Premiación Concurso Nacional de Radio "Contamos para la Paz".

Imagen del acto de premiación del Concurso Nacional de Radio "Contamos para la paz". De izquierda a derecha: José Ignacio López Vigil, invitado internacional e integrante del Jurado; Flordelis Urrea, ganadora del Tercer Lugar; Johanna Cárdenas, representante de la Oficina del Alto Comisionado para la Paz; Jorge Arias Obando, ganador del Primer Lugar; Fernando Tibaduiza, gerente de Resander y Juan Gabriel Vanegas, segundo lugar en el Concurso.

De los 52 trabajos enviados al Concurso, el Jurado por unanimidad seleccionó las tres mejores producciones, otorgando los premios de esta manera a sus autores

PRIMER PUESTO: Jorge Arias Obando, por su trabajo titulado “Caminando la Palabra por los Senderos del Sur: Brisas de La cocha, Códigos para la Paz”, emitido por la emisora Palabrar Radio en Pasto, Nariño.

SEGUNDO PUESTOJuan Gabriel Vanegas, por la producción denominada "Memorias en Voz Alta", emitida por la Emisora La Esquina Radio, Medellín, Antioquia.

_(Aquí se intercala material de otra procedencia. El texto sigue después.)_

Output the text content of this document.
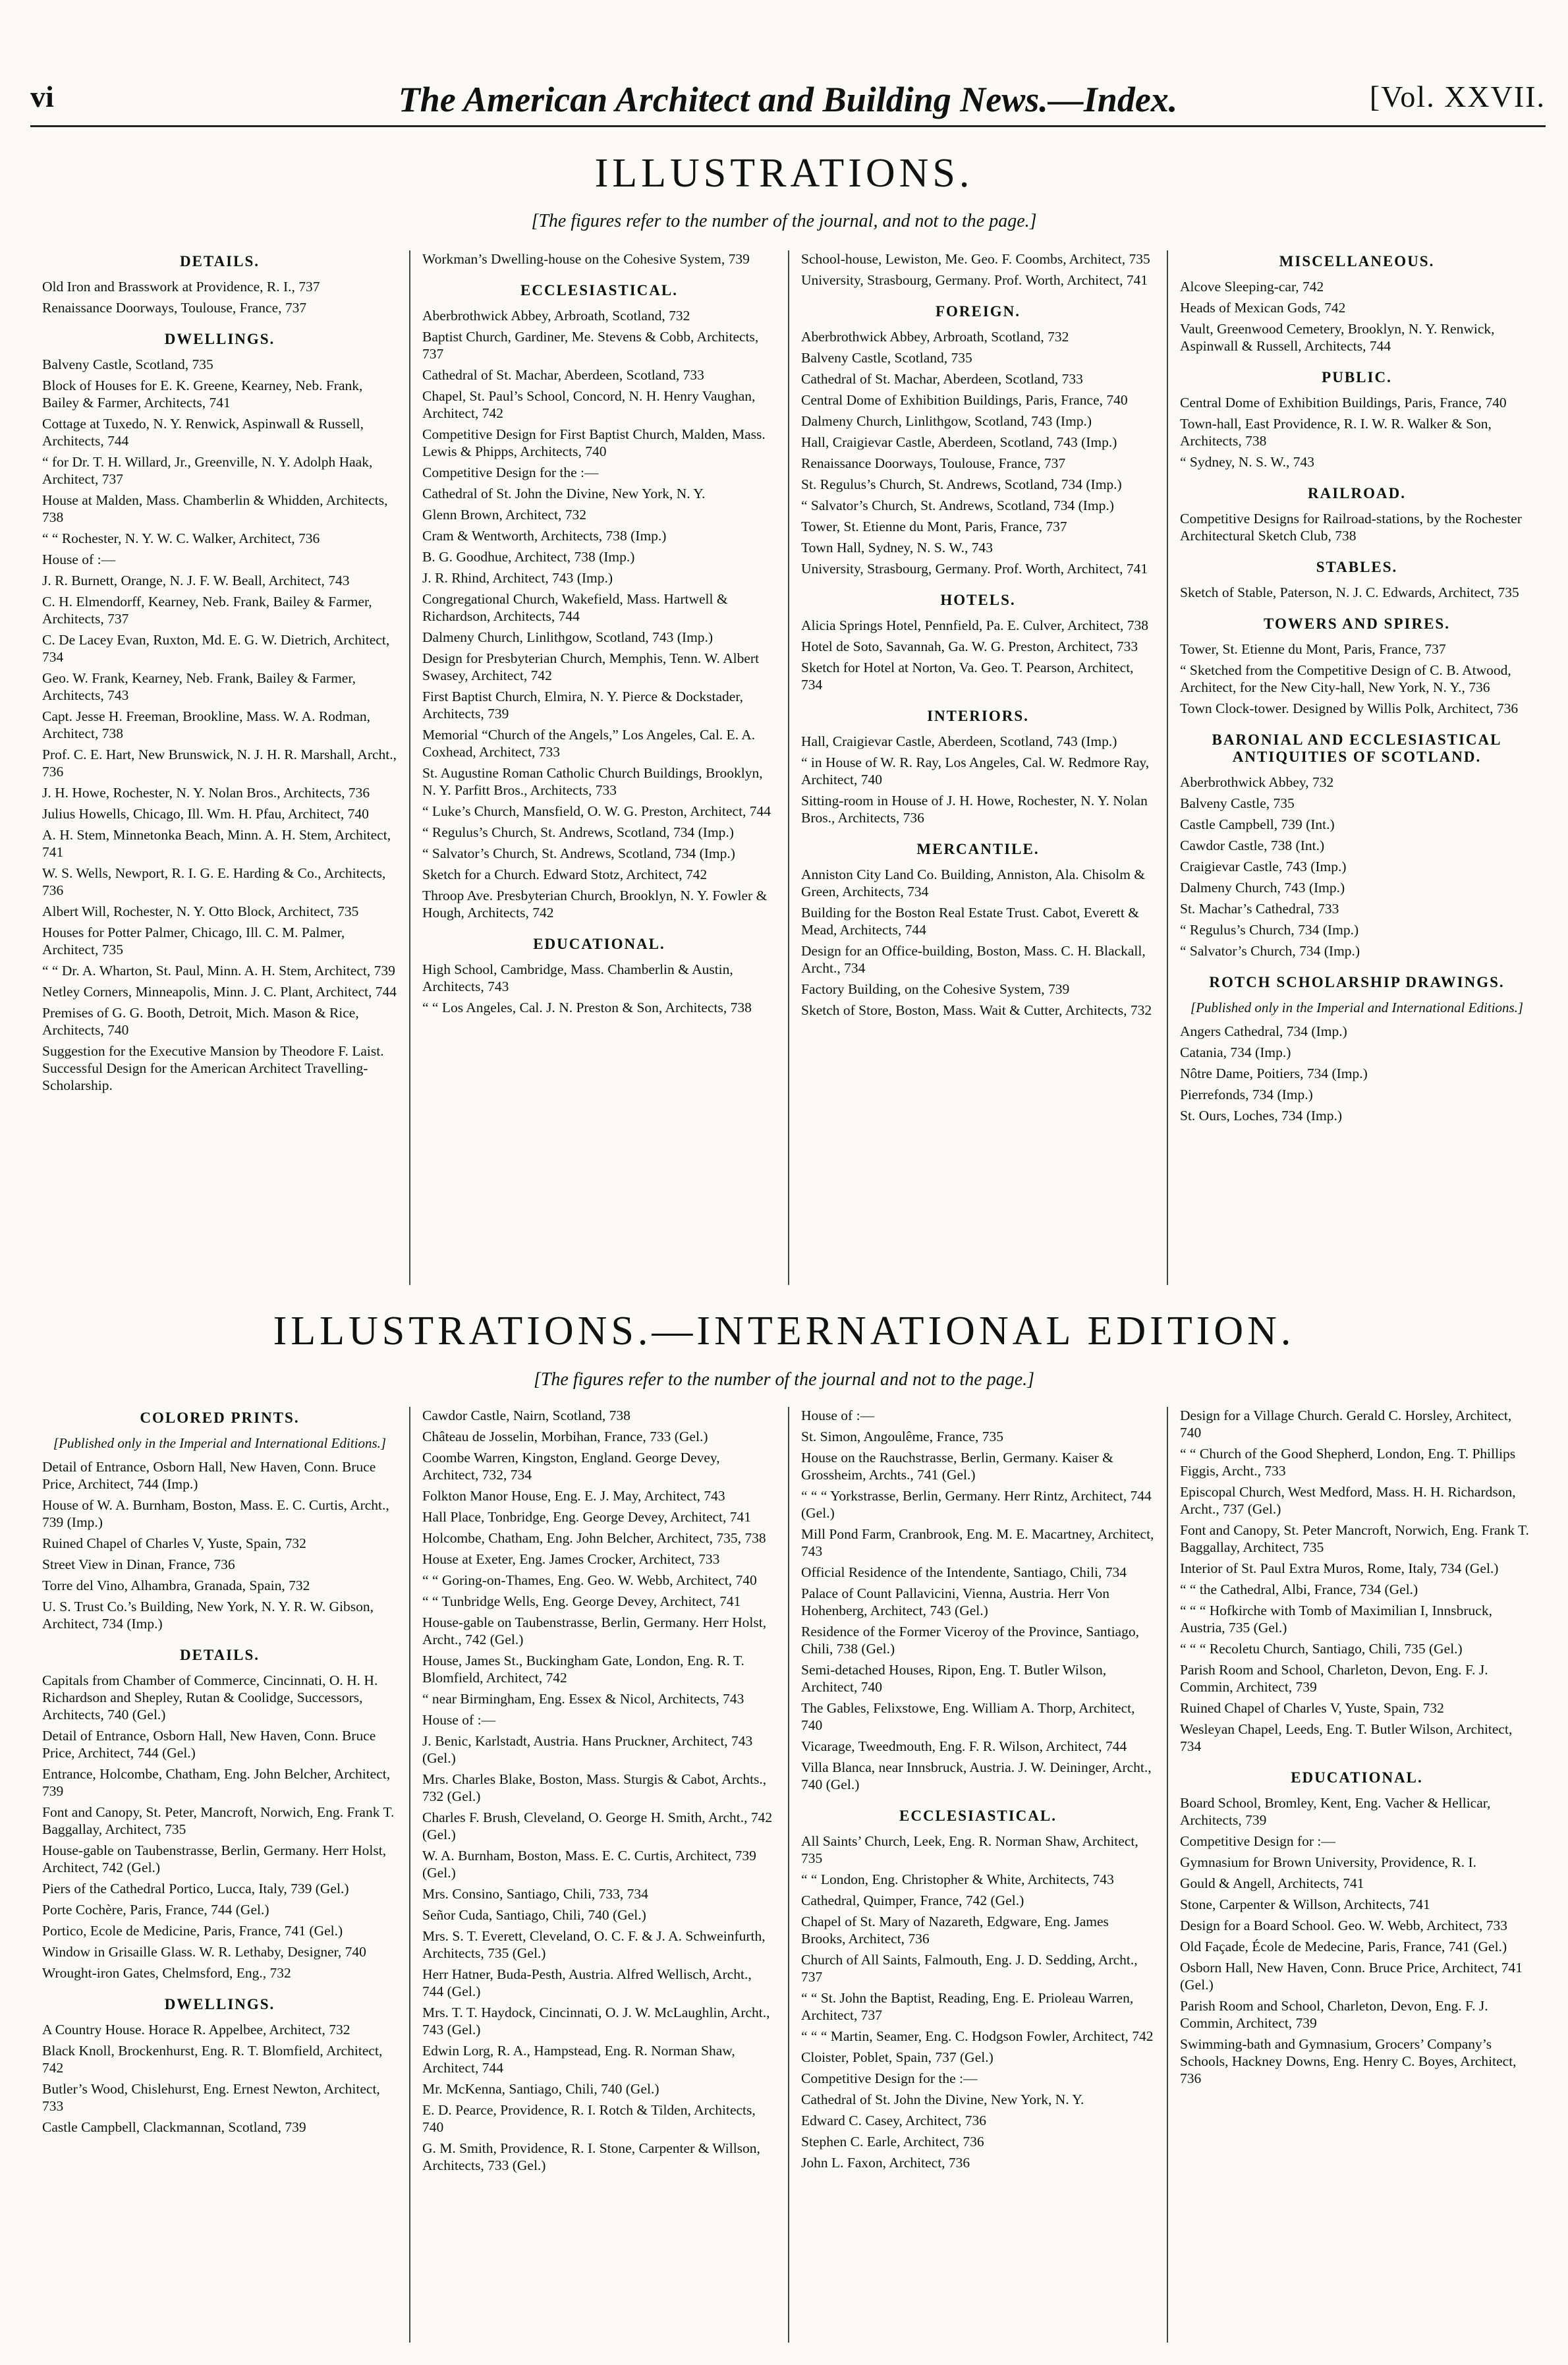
vi	The American Architect and Building News.—Index.	[Vol. XXVII.
ILLUSTRATIONS.
[The figures refer to the number of the journal, and not to the page.]
DETAILS.
Old Iron and Brasswork at Providence, R. I., 737
Renaissance Doorways, Toulouse, France, 737
DWELLINGS.
Balveny Castle, Scotland, 735
Block of Houses for E. K. Greene, Kearney, Neb. Frank, Bailey & Farmer, Architects, 741
Cottage at Tuxedo, N. Y. Renwick, Aspinwall & Russell, Architects, 744
“ for Dr. T. H. Willard, Jr., Greenville, N. Y. Adolph Haak, Architect, 737
House at Malden, Mass. Chamberlin & Whidden, Architects, 738
“ “ Rochester, N. Y. W. C. Walker, Architect, 736
House of :—
J. R. Burnett, Orange, N. J. F. W. Beall, Architect, 743
C. H. Elmendorff, Kearney, Neb. Frank, Bailey & Farmer, Architects, 737
C. De Lacey Evan, Ruxton, Md. E. G. W. Dietrich, Architect, 734
Geo. W. Frank, Kearney, Neb. Frank, Bailey & Farmer, Architects, 743
Capt. Jesse H. Freeman, Brookline, Mass. W. A. Rodman, Architect, 738
Prof. C. E. Hart, New Brunswick, N. J. H. R. Marshall, Archt., 736
J. H. Howe, Rochester, N. Y. Nolan Bros., Architects, 736
Julius Howells, Chicago, Ill. Wm. H. Pfau, Architect, 740
A. H. Stem, Minnetonka Beach, Minn. A. H. Stem, Architect, 741
W. S. Wells, Newport, R. I. G. E. Harding & Co., Architects, 736
Albert Will, Rochester, N. Y. Otto Block, Architect, 735
Houses for Potter Palmer, Chicago, Ill. C. M. Palmer, Architect, 735
“ “ Dr. A. Wharton, St. Paul, Minn. A. H. Stem, Architect, 739
Netley Corners, Minneapolis, Minn. J. C. Plant, Architect, 744
Premises of G. G. Booth, Detroit, Mich. Mason & Rice, Architects, 740
Suggestion for the Executive Mansion by Theodore F. Laist. Successful Design for the American Architect Travelling-Scholarship.
Workman’s Dwelling-house on the Cohesive System, 739
ECCLESIASTICAL.
Aberbrothwick Abbey, Arbroath, Scotland, 732
Baptist Church, Gardiner, Me. Stevens & Cobb, Architects, 737
Cathedral of St. Machar, Aberdeen, Scotland, 733
Chapel, St. Paul’s School, Concord, N. H. Henry Vaughan, Architect, 742
Competitive Design for First Baptist Church, Malden, Mass. Lewis & Phipps, Architects, 740
Competitive Design for the :—
Cathedral of St. John the Divine, New York, N. Y.
Glenn Brown, Architect, 732
Cram & Wentworth, Architects, 738 (Imp.)
B. G. Goodhue, Architect, 738 (Imp.)
J. R. Rhind, Architect, 743 (Imp.)
Congregational Church, Wakefield, Mass. Hartwell & Richardson, Architects, 744
Dalmeny Church, Linlithgow, Scotland, 743 (Imp.)
Design for Presbyterian Church, Memphis, Tenn. W. Albert Swasey, Architect, 742
First Baptist Church, Elmira, N. Y. Pierce & Dockstader, Architects, 739
Memorial “Church of the Angels,” Los Angeles, Cal. E. A. Coxhead, Architect, 733
St. Augustine Roman Catholic Church Buildings, Brooklyn, N. Y. Parfitt Bros., Architects, 733
“ Luke’s Church, Mansfield, O. W. G. Preston, Architect, 744
“ Regulus’s Church, St. Andrews, Scotland, 734 (Imp.)
“ Salvator’s Church, St. Andrews, Scotland, 734 (Imp.)
Sketch for a Church. Edward Stotz, Architect, 742
Throop Ave. Presbyterian Church, Brooklyn, N. Y. Fowler & Hough, Architects, 742
EDUCATIONAL.
High School, Cambridge, Mass. Chamberlin & Austin, Architects, 743
“ “ Los Angeles, Cal. J. N. Preston & Son, Architects, 738
School-house, Lewiston, Me. Geo. F. Coombs, Architect, 735
University, Strasbourg, Germany. Prof. Worth, Architect, 741
FOREIGN.
Aberbrothwick Abbey, Arbroath, Scotland, 732
Balveny Castle, Scotland, 735
Cathedral of St. Machar, Aberdeen, Scotland, 733
Central Dome of Exhibition Buildings, Paris, France, 740
Dalmeny Church, Linlithgow, Scotland, 743 (Imp.)
Hall, Craigievar Castle, Aberdeen, Scotland, 743 (Imp.)
Renaissance Doorways, Toulouse, France, 737
St. Regulus’s Church, St. Andrews, Scotland, 734 (Imp.)
“ Salvator’s Church, St. Andrews, Scotland, 734 (Imp.)
Tower, St. Etienne du Mont, Paris, France, 737
Town Hall, Sydney, N. S. W., 743
University, Strasbourg, Germany. Prof. Worth, Architect, 741
HOTELS.
Alicia Springs Hotel, Pennfield, Pa. E. Culver, Architect, 738
Hotel de Soto, Savannah, Ga. W. G. Preston, Architect, 733
Sketch for Hotel at Norton, Va. Geo. T. Pearson, Architect, 734
INTERIORS.
Hall, Craigievar Castle, Aberdeen, Scotland, 743 (Imp.)
“ in House of W. R. Ray, Los Angeles, Cal. W. Redmore Ray, Architect, 740
Sitting-room in House of J. H. Howe, Rochester, N. Y. Nolan Bros., Architects, 736
MERCANTILE.
Anniston City Land Co. Building, Anniston, Ala. Chisolm & Green, Architects, 734
Building for the Boston Real Estate Trust. Cabot, Everett & Mead, Architects, 744
Design for an Office-building, Boston, Mass. C. H. Blackall, Archt., 734
Factory Building, on the Cohesive System, 739
Sketch of Store, Boston, Mass. Wait & Cutter, Architects, 732
MISCELLANEOUS.
Alcove Sleeping-car, 742
Heads of Mexican Gods, 742
Vault, Greenwood Cemetery, Brooklyn, N. Y. Renwick, Aspinwall & Russell, Architects, 744
PUBLIC.
Central Dome of Exhibition Buildings, Paris, France, 740
Town-hall, East Providence, R. I. W. R. Walker & Son, Architects, 738
“ Sydney, N. S. W., 743
RAILROAD.
Competitive Designs for Railroad-stations, by the Rochester Architectural Sketch Club, 738
STABLES.
Sketch of Stable, Paterson, N. J. C. Edwards, Architect, 735
TOWERS AND SPIRES.
Tower, St. Etienne du Mont, Paris, France, 737
“ Sketched from the Competitive Design of C. B. Atwood, Architect, for the New City-hall, New York, N. Y., 736
Town Clock-tower. Designed by Willis Polk, Architect, 736
BARONIAL AND ECCLESIASTICAL ANTIQUITIES OF SCOTLAND.
Aberbrothwick Abbey, 732
Balveny Castle, 735
Castle Campbell, 739 (Int.)
Cawdor Castle, 738 (Int.)
Craigievar Castle, 743 (Imp.)
Dalmeny Church, 743 (Imp.)
St. Machar’s Cathedral, 733
“ Regulus’s Church, 734 (Imp.)
“ Salvator’s Church, 734 (Imp.)
ROTCH SCHOLARSHIP DRAWINGS.
[Published only in the Imperial and International Editions.]
Angers Cathedral, 734 (Imp.)
Catania, 734 (Imp.)
Nôtre Dame, Poitiers, 734 (Imp.)
Pierrefonds, 734 (Imp.)
St. Ours, Loches, 734 (Imp.)
ILLUSTRATIONS.—INTERNATIONAL EDITION.
[The figures refer to the number of the journal and not to the page.]
COLORED PRINTS.
[Published only in the Imperial and International Editions.]
Detail of Entrance, Osborn Hall, New Haven, Conn. Bruce Price, Architect, 744 (Imp.)
House of W. A. Burnham, Boston, Mass. E. C. Curtis, Archt., 739 (Imp.)
Ruined Chapel of Charles V, Yuste, Spain, 732
Street View in Dinan, France, 736
Torre del Vino, Alhambra, Granada, Spain, 732
U. S. Trust Co.’s Building, New York, N. Y. R. W. Gibson, Architect, 734 (Imp.)
DETAILS.
Capitals from Chamber of Commerce, Cincinnati, O. H. H. Richardson and Shepley, Rutan & Coolidge, Successors, Architects, 740 (Gel.)
Detail of Entrance, Osborn Hall, New Haven, Conn. Bruce Price, Architect, 744 (Gel.)
Entrance, Holcombe, Chatham, Eng. John Belcher, Architect, 739
Font and Canopy, St. Peter, Mancroft, Norwich, Eng. Frank T. Baggallay, Architect, 735
House-gable on Taubenstrasse, Berlin, Germany. Herr Holst, Architect, 742 (Gel.)
Piers of the Cathedral Portico, Lucca, Italy, 739 (Gel.)
Porte Cochère, Paris, France, 744 (Gel.)
Portico, Ecole de Medicine, Paris, France, 741 (Gel.)
Window in Grisaille Glass. W. R. Lethaby, Designer, 740
Wrought-iron Gates, Chelmsford, Eng., 732
DWELLINGS.
A Country House. Horace R. Appelbee, Architect, 732
Black Knoll, Brockenhurst, Eng. R. T. Blomfield, Architect, 742
Butler’s Wood, Chislehurst, Eng. Ernest Newton, Architect, 733
Castle Campbell, Clackmannan, Scotland, 739
Cawdor Castle, Nairn, Scotland, 738
Château de Josselin, Morbihan, France, 733 (Gel.)
Coombe Warren, Kingston, England. George Devey, Architect, 732, 734
Folkton Manor House, Eng. E. J. May, Architect, 743
Hall Place, Tonbridge, Eng. George Devey, Architect, 741
Holcombe, Chatham, Eng. John Belcher, Architect, 735, 738
House at Exeter, Eng. James Crocker, Architect, 733
“ “ Goring-on-Thames, Eng. Geo. W. Webb, Architect, 740
“ “ Tunbridge Wells, Eng. George Devey, Architect, 741
House-gable on Taubenstrasse, Berlin, Germany. Herr Holst, Archt., 742 (Gel.)
House, James St., Buckingham Gate, London, Eng. R. T. Blomfield, Architect, 742
“ near Birmingham, Eng. Essex & Nicol, Architects, 743
House of :—
J. Benic, Karlstadt, Austria. Hans Pruckner, Architect, 743 (Gel.)
Mrs. Charles Blake, Boston, Mass. Sturgis & Cabot, Archts., 732 (Gel.)
Charles F. Brush, Cleveland, O. George H. Smith, Archt., 742 (Gel.)
W. A. Burnham, Boston, Mass. E. C. Curtis, Architect, 739 (Gel.)
Mrs. Consino, Santiago, Chili, 733, 734
Señor Cuda, Santiago, Chili, 740 (Gel.)
Mrs. S. T. Everett, Cleveland, O. C. F. & J. A. Schweinfurth, Architects, 735 (Gel.)
Herr Hatner, Buda-Pesth, Austria. Alfred Wellisch, Archt., 744 (Gel.)
Mrs. T. T. Haydock, Cincinnati, O. J. W. McLaughlin, Archt., 743 (Gel.)
Edwin Lorg, R. A., Hampstead, Eng. R. Norman Shaw, Architect, 744
Mr. McKenna, Santiago, Chili, 740 (Gel.)
E. D. Pearce, Providence, R. I. Rotch & Tilden, Architects, 740
G. M. Smith, Providence, R. I. Stone, Carpenter & Willson, Architects, 733 (Gel.)
House of :—
St. Simon, Angoulême, France, 735
House on the Rauchstrasse, Berlin, Germany. Kaiser & Grossheim, Archts., 741 (Gel.)
“ “ “ Yorkstrasse, Berlin, Germany. Herr Rintz, Architect, 744 (Gel.)
Mill Pond Farm, Cranbrook, Eng. M. E. Macartney, Architect, 743
Official Residence of the Intendente, Santiago, Chili, 734
Palace of Count Pallavicini, Vienna, Austria. Herr Von Hohenberg, Architect, 743 (Gel.)
Residence of the Former Viceroy of the Province, Santiago, Chili, 738 (Gel.)
Semi-detached Houses, Ripon, Eng. T. Butler Wilson, Architect, 740
The Gables, Felixstowe, Eng. William A. Thorp, Architect, 740
Vicarage, Tweedmouth, Eng. F. R. Wilson, Architect, 744
Villa Blanca, near Innsbruck, Austria. J. W. Deininger, Archt., 740 (Gel.)
ECCLESIASTICAL.
All Saints’ Church, Leek, Eng. R. Norman Shaw, Architect, 735
“ “ London, Eng. Christopher & White, Architects, 743
Cathedral, Quimper, France, 742 (Gel.)
Chapel of St. Mary of Nazareth, Edgware, Eng. James Brooks, Architect, 736
Church of All Saints, Falmouth, Eng. J. D. Sedding, Archt., 737
“ “ St. John the Baptist, Reading, Eng. E. Prioleau Warren, Architect, 737
“ “ “ Martin, Seamer, Eng. C. Hodgson Fowler, Architect, 742
Cloister, Poblet, Spain, 737 (Gel.)
Competitive Design for the :—
Cathedral of St. John the Divine, New York, N. Y.
Edward C. Casey, Architect, 736
Stephen C. Earle, Architect, 736
John L. Faxon, Architect, 736
Design for a Village Church. Gerald C. Horsley, Architect, 740
“ “ Church of the Good Shepherd, London, Eng. T. Phillips Figgis, Archt., 733
Episcopal Church, West Medford, Mass. H. H. Richardson, Archt., 737 (Gel.)
Font and Canopy, St. Peter Mancroft, Norwich, Eng. Frank T. Baggallay, Architect, 735
Interior of St. Paul Extra Muros, Rome, Italy, 734 (Gel.)
“ “ the Cathedral, Albi, France, 734 (Gel.)
“ “ “ Hofkirche with Tomb of Maximilian I, Innsbruck, Austria, 735 (Gel.)
“ “ “ Recoletu Church, Santiago, Chili, 735 (Gel.)
Parish Room and School, Charleton, Devon, Eng. F. J. Commin, Architect, 739
Ruined Chapel of Charles V, Yuste, Spain, 732
Wesleyan Chapel, Leeds, Eng. T. Butler Wilson, Architect, 734
EDUCATIONAL.
Board School, Bromley, Kent, Eng. Vacher & Hellicar, Architects, 739
Competitive Design for :—
Gymnasium for Brown University, Providence, R. I.
Gould & Angell, Architects, 741
Stone, Carpenter & Willson, Architects, 741
Design for a Board School. Geo. W. Webb, Architect, 733
Old Façade, École de Medecine, Paris, France, 741 (Gel.)
Osborn Hall, New Haven, Conn. Bruce Price, Architect, 741 (Gel.)
Parish Room and School, Charleton, Devon, Eng. F. J. Commin, Architect, 739
Swimming-bath and Gymnasium, Grocers’ Company’s Schools, Hackney Downs, Eng. Henry C. Boyes, Architect, 736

TERCER PUESTO: Flordelis Urrea, por la pieza radial titulada “Movimiento Quintín Lame, Un Mandato por la Paz”, emitida por Unicauca Estéreo, Popayán, Cauca.

El Jurado se permite hacer algunas recomendaciones generales a todos los participantes del Concurso y a los radialistas colombianos que nos escuchan:

  • Explorar nuevos formatos, menos convencionales, que rompan los esquemas que normalmente escuchamos en las radios comerciales. Necesitamos radios donde la creatividad y la originalidad sean la pauta de la producción radiofónica.
  • No dejar de contar historias a partir de la vida cotidiana de los protagonistas.
  • La radio comunitaria tiene la misión de narrar, de contar, de descubrir la palabra del otro. Con sus tonos, sus acentos y sus formas de describir y contar el mundo.
  • Hay que despegarse del papel. Dejar fluir el diálogo y la narración espontánea que realza el atributo de la oralidad que tiene la radio. Menos locutores y locutoras, más narradores y narradoras…
  • Incorporar mayores recursos radiales como las músicas propias de cada región, el género dramático como una oportunidad para vencer el miedo y posicionar temas sensibles para las audiencias. No olvidar que el humor es un recurso para ganar resiliencia y darle la vuelta a las angustias de la vida cotidiana.
  •  Y no olviden que el mayor desafío que ahora enfrentan las radios comunitarias es seguir insistiendo en poner en la escena radial las iniciativas de organizaciones de base, colectivos de mujeres, jóvenes y niños; colectivos de comunicación, líderes campesinos e indígenas que le están apostando a la construcción de la paz desde las regiones, hace mucho tiempo.